Wednesday, October 14, 2009

More Trouble With Comics

Those last two posts were fun, but now I have to write a very painful post, so I think it balances out.

I like my online comics. It's very clear that I do, since I've built and revised the aggregate of my favorite online comics. If you like comedy, and you like words as big as your abstract concepts, you will read these comics.

Once in a while, however, these online comics come into conflict. I've recommended comics that have fallen flat upon the fallow fields of my friends. Similarly, friends have recommended comics that found no purchase in my own sere and inhospitable terrain. There's just no accounting for taste.

Now, however, I find that the comics themselves are at conflict. This is most worrisome: it's like one day you find that all the five-dollar bills in your wallet refuse to share space with the ten-dollar bills. What are you going to do? You can't walk around with just ones and twenties. And so it is with me: I love Dinosaur Comics and I love Saturday Morning Breakfast Cereal, and yet it happens that each has made recommendations of other comics, and these comics are in conflict.

SMBC recommended Snowflakes, and Snowflakes is fucking stupid. It is stupid and lame with inadequate art and terrible writing to underscore a depleted sense of humor. It relies on vague and misremembered cultural reference for the bulk of its patois. People don't want that, that isn't what attracts attention: people want fresh, new humor! (Nothing older than 1979.) If you rely on referential material too much, you just attract a bunch of pasty and obese fanboys killing time between sci-fi conventions. Also, you can't leap into the middle of it but have to go all the way to the beginning just so these stupid, unlikeable characters begin to make sense. There is no kickback, and there is no reward.

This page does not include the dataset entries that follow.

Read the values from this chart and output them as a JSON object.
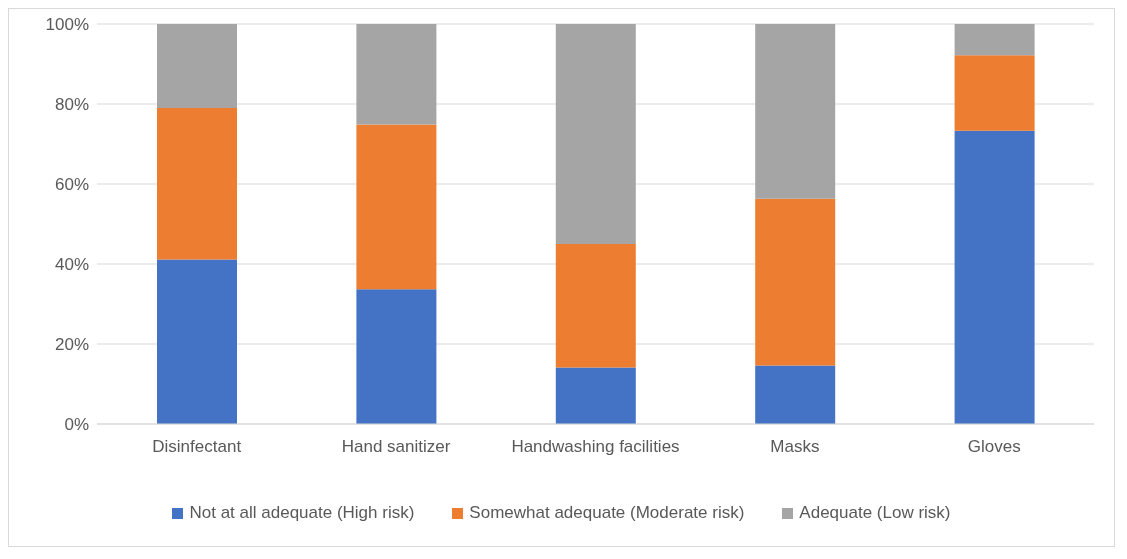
{
  "chart_data": {
    "type": "bar",
    "stacked": true,
    "categories": [
      "Disinfectant",
      "Hand sanitizer",
      "Handwashing facilities",
      "Masks",
      "Gloves"
    ],
    "series": [
      {
        "name": "Not at all adequate (High risk)",
        "color": "#4472c4",
        "values": [
          41.1,
          33.7,
          14.1,
          14.6,
          73.3
        ]
      },
      {
        "name": "Somewhat adequate (Moderate risk)",
        "color": "#ed7d31",
        "values": [
          37.9,
          41.2,
          30.9,
          41.7,
          18.9
        ]
      },
      {
        "name": "Adequate (Low risk)",
        "color": "#a5a5a5",
        "values": [
          21.0,
          25.1,
          55.0,
          43.7,
          7.8
        ]
      }
    ],
    "ylim": [
      0,
      100
    ],
    "yticks": [
      {
        "value": 0,
        "label": "0%"
      },
      {
        "value": 20,
        "label": "20%"
      },
      {
        "value": 40,
        "label": "40%"
      },
      {
        "value": 60,
        "label": "60%"
      },
      {
        "value": 80,
        "label": "80%"
      },
      {
        "value": 100,
        "label": "100%"
      }
    ],
    "grid": "y",
    "legend": "bottom"
  }
}
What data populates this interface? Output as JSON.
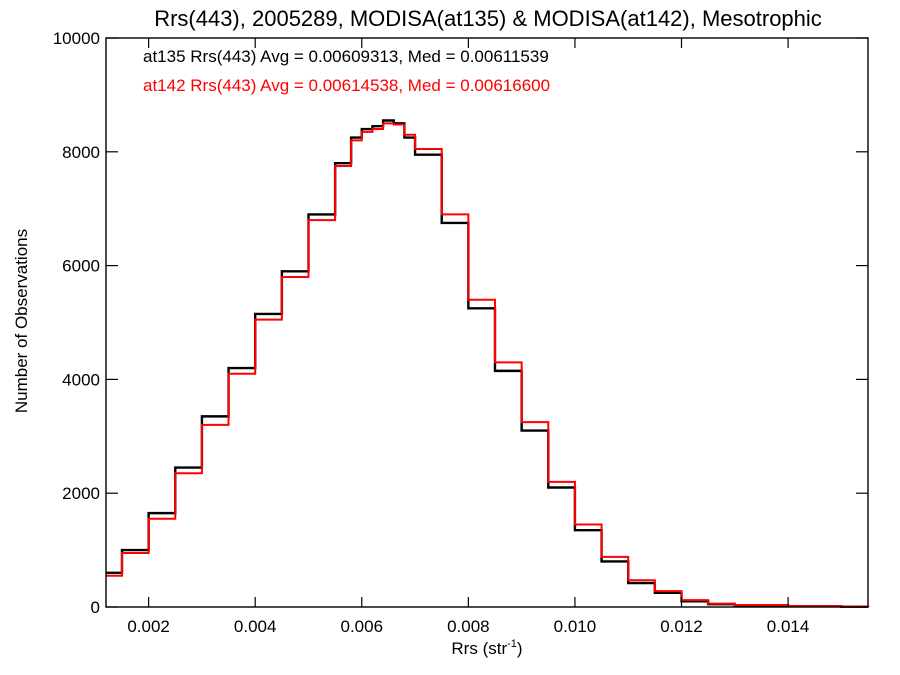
{
  "chart_data": {
    "type": "line",
    "title": "Rrs(443), 2005289, MODISA(at135) & MODISA(at142), Mesotrophic",
    "xlabel_main": "Rrs (str",
    "xlabel_sup": "-1",
    "xlabel_close": ")",
    "ylabel": "Number of Observations",
    "xlim": [
      0.0012,
      0.0155
    ],
    "ylim": [
      0,
      10000
    ],
    "x_ticks": [
      0.002,
      0.004,
      0.006,
      0.008,
      0.01,
      0.012,
      0.014
    ],
    "x_tick_labels": [
      "0.002",
      "0.004",
      "0.006",
      "0.008",
      "0.010",
      "0.012",
      "0.014"
    ],
    "y_ticks": [
      0,
      2000,
      4000,
      6000,
      8000,
      10000
    ],
    "y_tick_labels": [
      "0",
      "2000",
      "4000",
      "6000",
      "8000",
      "10000"
    ],
    "grid": false,
    "annotations": [
      {
        "text": "at135 Rrs(443) Avg = 0.00609313, Med = 0.00611539",
        "color": "#000000"
      },
      {
        "text": "at142 Rrs(443) Avg = 0.00614538, Med = 0.00616600",
        "color": "#ff0000"
      }
    ],
    "series": [
      {
        "color": "#000000",
        "x": [
          0.0012,
          0.0015,
          0.002,
          0.0025,
          0.003,
          0.0035,
          0.004,
          0.0045,
          0.005,
          0.0055,
          0.0058,
          0.006,
          0.0062,
          0.0064,
          0.0066,
          0.0068,
          0.007,
          0.0075,
          0.008,
          0.0085,
          0.009,
          0.0095,
          0.01,
          0.0105,
          0.011,
          0.0115,
          0.012,
          0.0125,
          0.013,
          0.014,
          0.015,
          0.0155
        ],
        "y": [
          600,
          1000,
          1650,
          2450,
          3350,
          4200,
          5150,
          5900,
          6900,
          7800,
          8250,
          8400,
          8450,
          8550,
          8500,
          8250,
          7950,
          6750,
          5250,
          4150,
          3100,
          2100,
          1350,
          800,
          420,
          250,
          100,
          50,
          30,
          15,
          5,
          0
        ]
      },
      {
        "color": "#ff0000",
        "x": [
          0.0012,
          0.0015,
          0.002,
          0.0025,
          0.003,
          0.0035,
          0.004,
          0.0045,
          0.005,
          0.0055,
          0.0058,
          0.006,
          0.0062,
          0.0064,
          0.0066,
          0.0068,
          0.007,
          0.0075,
          0.008,
          0.0085,
          0.009,
          0.0095,
          0.01,
          0.0105,
          0.011,
          0.0115,
          0.012,
          0.0125,
          0.013,
          0.014,
          0.015,
          0.0155
        ],
        "y": [
          550,
          950,
          1550,
          2350,
          3200,
          4100,
          5050,
          5800,
          6800,
          7750,
          8200,
          8350,
          8400,
          8500,
          8480,
          8300,
          8050,
          6900,
          5400,
          4300,
          3250,
          2200,
          1450,
          880,
          470,
          280,
          120,
          60,
          35,
          18,
          6,
          0
        ]
      }
    ]
  }
}
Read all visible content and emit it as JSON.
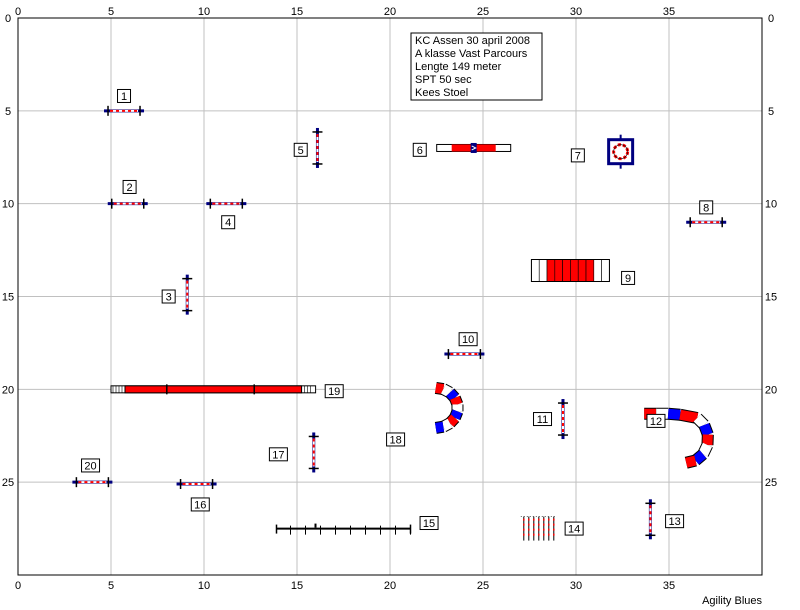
{
  "app_name": "Agility Blues",
  "course": {
    "info_lines": [
      "KC Assen 30 april 2008",
      "A klasse Vast Parcours",
      "Lengte 149 meter",
      "SPT 50 sec",
      "Kees Stoel"
    ],
    "x_range": [
      0,
      40
    ],
    "y_range": [
      0,
      30
    ],
    "x_ticks": [
      0,
      5,
      10,
      15,
      20,
      25,
      30,
      35
    ],
    "y_ticks": [
      0,
      5,
      10,
      15,
      20,
      25
    ],
    "grid": true,
    "colors": {
      "grid": "#c0c0c0",
      "red": "#ff0000",
      "blue": "#0000ff",
      "navy": "#000080",
      "white": "#ffffff",
      "black": "#000000"
    },
    "obstacles": [
      {
        "number": "1",
        "type": "jump-horizontal",
        "x": 5.7,
        "y": 5.0,
        "label_x": 5.7,
        "label_y": 4.2
      },
      {
        "number": "2",
        "type": "jump-horizontal",
        "x": 5.9,
        "y": 10.0,
        "label_x": 6.0,
        "label_y": 9.1
      },
      {
        "number": "3",
        "type": "jump-vertical",
        "x": 9.1,
        "y": 14.9,
        "label_x": 8.1,
        "label_y": 15.0
      },
      {
        "number": "4",
        "type": "jump-horizontal",
        "x": 11.2,
        "y": 10.0,
        "label_x": 11.3,
        "label_y": 11.0
      },
      {
        "number": "5",
        "type": "jump-vertical",
        "x": 16.1,
        "y": 7.0,
        "label_x": 15.2,
        "label_y": 7.1
      },
      {
        "number": "6",
        "type": "seesaw",
        "x": 24.5,
        "y": 7.0,
        "label_x": 21.6,
        "label_y": 7.1
      },
      {
        "number": "7",
        "type": "tire",
        "x": 32.4,
        "y": 7.2,
        "label_x": 30.1,
        "label_y": 7.4
      },
      {
        "number": "8",
        "type": "jump-horizontal",
        "x": 37.0,
        "y": 11.0,
        "label_x": 37.0,
        "label_y": 10.2
      },
      {
        "number": "9",
        "type": "tunnel",
        "x": 29.7,
        "y": 13.6,
        "label_x": 32.8,
        "label_y": 14.0
      },
      {
        "number": "10",
        "type": "jump-horizontal",
        "x": 24.0,
        "y": 18.1,
        "label_x": 24.2,
        "label_y": 17.3
      },
      {
        "number": "11",
        "type": "jump-vertical",
        "x": 29.3,
        "y": 21.6,
        "label_x": 28.2,
        "label_y": 21.6
      },
      {
        "number": "12",
        "type": "tunnel-curved-right",
        "x": 37.0,
        "y": 22.5,
        "label_x": 34.3,
        "label_y": 21.7
      },
      {
        "number": "13",
        "type": "jump-vertical",
        "x": 34.0,
        "y": 27.0,
        "label_x": 35.3,
        "label_y": 27.1
      },
      {
        "number": "14",
        "type": "weave",
        "x": 28.0,
        "y": 27.5,
        "label_x": 29.9,
        "label_y": 27.5
      },
      {
        "number": "15",
        "type": "table-rail",
        "x": 17.5,
        "y": 27.5,
        "label_x": 22.1,
        "label_y": 27.2
      },
      {
        "number": "16",
        "type": "jump-horizontal",
        "x": 9.6,
        "y": 25.1,
        "label_x": 9.8,
        "label_y": 26.2
      },
      {
        "number": "17",
        "type": "jump-vertical",
        "x": 15.9,
        "y": 23.4,
        "label_x": 14.0,
        "label_y": 23.5
      },
      {
        "number": "18",
        "type": "tunnel-curved-left",
        "x": 23.0,
        "y": 21.0,
        "label_x": 20.3,
        "label_y": 22.7
      },
      {
        "number": "19",
        "type": "dogwalk",
        "x": 10.5,
        "y": 20.0,
        "label_x": 17.0,
        "label_y": 20.1
      },
      {
        "number": "20",
        "type": "jump-horizontal",
        "x": 4.0,
        "y": 25.0,
        "label_x": 3.9,
        "label_y": 24.1
      }
    ]
  }
}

On the other hand, Dinosaur Comics has recommended MS Paint Adventures and it freakin' blew my mind. Ryan North, author of Dinosaur Comics, says it's the ending episode of a certain storyline, but you can watch it by itself and appreciate the artwork, the craft, the skill, the vision that went into it. You can watch it again and again and sit in awe!

Now, it's just my luck that the author of Snowflakes will trackback to this post and see my alcohol-fueled invective and be a little hurt. It hurts more when your critics know big words; it's easy to shrug off "OMG ur t3h sux0rz." He might even comment self-pityingly and request further elucidation as to what it is that puts me off, or diffidently assert his indifference to my condemnation. I've been through this before a few times, a surprising amount of times.

But the guy I admire: he will never see this post. He has better things to do. He's working on his next fever-dream, compelling it into being. He's busy working on his art, while the slightly insufficient guy is busy looking at who's looking at him and estimating how much love there is for him. The artist I admire has better things to do.

I illustrated this conflict for my wife. I showed her the source comics (which I love) and their references (one that sucked and one that ruled), and she said, "There's no accounting for taste."